Sifting through the key political events of 2021 certainly points to the conclusion that Johnson is not necessarily finished and has plenty of potential cards to play. But it also highlights the flaws in the man and the sense that he is drifting apart from his political base.

The third lockdown officially began on 6 January, and that grim month saw an average of 1,000 Covid deaths per day. Yet the great vaccination drive — the fastest in Europe by far — got properly underway at the same time, and Johnson’s Tories left Labour far behind in the polls.

It was plain sailing until 17 June when the Lib Dems won the Chesham & Amersham by-election. Two weeks later, when Labour just held on in Batley & Spen, the result feeling like a disappointment to the Tories mainly underlined how dominant they remained.

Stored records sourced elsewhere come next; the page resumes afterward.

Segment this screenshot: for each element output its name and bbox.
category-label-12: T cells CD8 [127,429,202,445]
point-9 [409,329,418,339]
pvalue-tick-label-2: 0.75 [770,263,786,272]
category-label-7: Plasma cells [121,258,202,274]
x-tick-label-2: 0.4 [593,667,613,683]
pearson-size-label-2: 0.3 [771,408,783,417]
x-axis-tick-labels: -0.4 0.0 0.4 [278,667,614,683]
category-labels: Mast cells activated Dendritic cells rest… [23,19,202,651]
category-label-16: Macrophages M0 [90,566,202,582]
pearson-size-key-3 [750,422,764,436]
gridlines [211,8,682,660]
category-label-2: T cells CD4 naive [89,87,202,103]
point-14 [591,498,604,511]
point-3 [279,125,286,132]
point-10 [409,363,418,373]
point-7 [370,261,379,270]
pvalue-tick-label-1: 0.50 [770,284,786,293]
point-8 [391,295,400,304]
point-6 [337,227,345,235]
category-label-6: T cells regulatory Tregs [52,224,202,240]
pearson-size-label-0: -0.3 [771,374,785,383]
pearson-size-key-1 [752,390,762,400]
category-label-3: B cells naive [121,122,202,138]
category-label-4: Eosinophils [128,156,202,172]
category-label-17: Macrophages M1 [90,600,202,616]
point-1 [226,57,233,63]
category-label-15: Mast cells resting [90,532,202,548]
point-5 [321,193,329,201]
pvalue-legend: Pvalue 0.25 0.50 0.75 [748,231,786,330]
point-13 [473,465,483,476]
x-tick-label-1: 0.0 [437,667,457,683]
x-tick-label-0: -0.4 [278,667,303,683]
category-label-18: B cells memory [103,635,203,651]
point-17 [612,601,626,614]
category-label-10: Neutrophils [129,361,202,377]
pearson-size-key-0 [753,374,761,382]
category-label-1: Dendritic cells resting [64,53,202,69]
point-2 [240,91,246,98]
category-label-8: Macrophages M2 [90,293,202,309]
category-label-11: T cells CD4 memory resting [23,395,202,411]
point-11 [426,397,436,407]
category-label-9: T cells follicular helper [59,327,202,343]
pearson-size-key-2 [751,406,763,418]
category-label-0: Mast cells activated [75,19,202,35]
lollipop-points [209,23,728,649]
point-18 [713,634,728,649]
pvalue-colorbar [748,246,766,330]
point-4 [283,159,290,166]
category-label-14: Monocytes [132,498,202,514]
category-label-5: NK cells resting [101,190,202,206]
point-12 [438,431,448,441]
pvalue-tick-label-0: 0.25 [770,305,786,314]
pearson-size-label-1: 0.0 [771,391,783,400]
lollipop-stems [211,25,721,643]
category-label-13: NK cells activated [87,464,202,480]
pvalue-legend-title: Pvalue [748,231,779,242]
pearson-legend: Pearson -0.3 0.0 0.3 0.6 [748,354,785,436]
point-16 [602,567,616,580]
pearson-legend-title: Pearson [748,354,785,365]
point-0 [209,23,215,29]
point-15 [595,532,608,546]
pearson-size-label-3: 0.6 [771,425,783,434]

A series of provocations to the base saw much of it losing faith

Another key date was 19 July, when Johnson took England out of Covid restrictions amid fierce criticism from opposition parties. That decision was in general vindicated by subsequent events but just before it came a hint that hubris had taken hold in Downing Street. The PM briefly decided to exempt himself and Rishi Sunak from the requirement to isolate after the pair fell foul of the “pingdemic” that was wreaking so much havoc. A media outcry forced a U-turn, but the lack of wise counsel in the prime ministerial tent was noted.

Johnson’s party conference speech on 6 October came amid a panic about supply chain problems, but again the impact on his poll ratings was minimal. A strong speech focused on levelling-up, and immigration control went down well with the new Tory electoral coalition.

Over the next two months everything fell apart as a series of provocations to that base saw much of it losing faith. On 27 October, Sunak delivered a Budget that broke two key manifesto promises by suspending the pensions triple lock and putting up national insurance.

From 31 October to 12 November Johnson was messianic for carbon net zero as he hosted the COP26 conference on climate change. Early in that summit came his single biggest mistake of the year when he announced on 3 November that he was, in effect, going to use his majority to rip up parliamentary standards procedures and get his friend Owen Paterson off a damning sleaze verdict. As Johnson himself went on to admit: “On a clear road, I crashed the car into a ditch.”

11 November set a new record for Channel migrant crossings — 1,185 on a single late-autumn day. Johnson failed to make the issue a priority, claiming when pressed that it was very hard for the UK to control the numbers arriving without the active cooperation of France. The referendum promise of taking back control of UK borders had seldom seemed such a distant prospect.

The booster programme is likely to boost this king of boosterism

On 1 December, Starmer first asked him about allegations that a Downing Street party had taken place the previous December. Johnson denied it. On 7 December came the leak of Allegra Stratton joking about such an event on video, cementing in the public mind the notion of a prime minister who would turn a blind eye to the excesses of his own circle while demanding higher standards of behaviour from the public at large.

Now Johnson is beset by reverses. Around 100 Tory MPs rebelled against “Plan B” Covid control measures on 14 December. The Lib Dems won the unnecessary North Shropshire by-election on 16 December. Lord Frost resigned on 18 December.

In such a context, the return of Covid as the single dominant story is, in political terms, an opportunity for the PM. In the short-term, the booster programme is likely to boost this king of boosterism and Labour’s poll lead will probably narrow.

The key question that 2022 holds for him is whether to pursue vigorously the brand of Conservatism favoured by his wife — including prioritising net zero and following the advice of Stonewall on social issues — or the brand favoured by his base, featuring immigration control, tougher law and order, levelling-up and playing hardball with the EU.

Above all there is this: If 2022 sees that daily record for Channel crossings broken again in the absence of radical measures to stem the flow, then the base is going to walk away.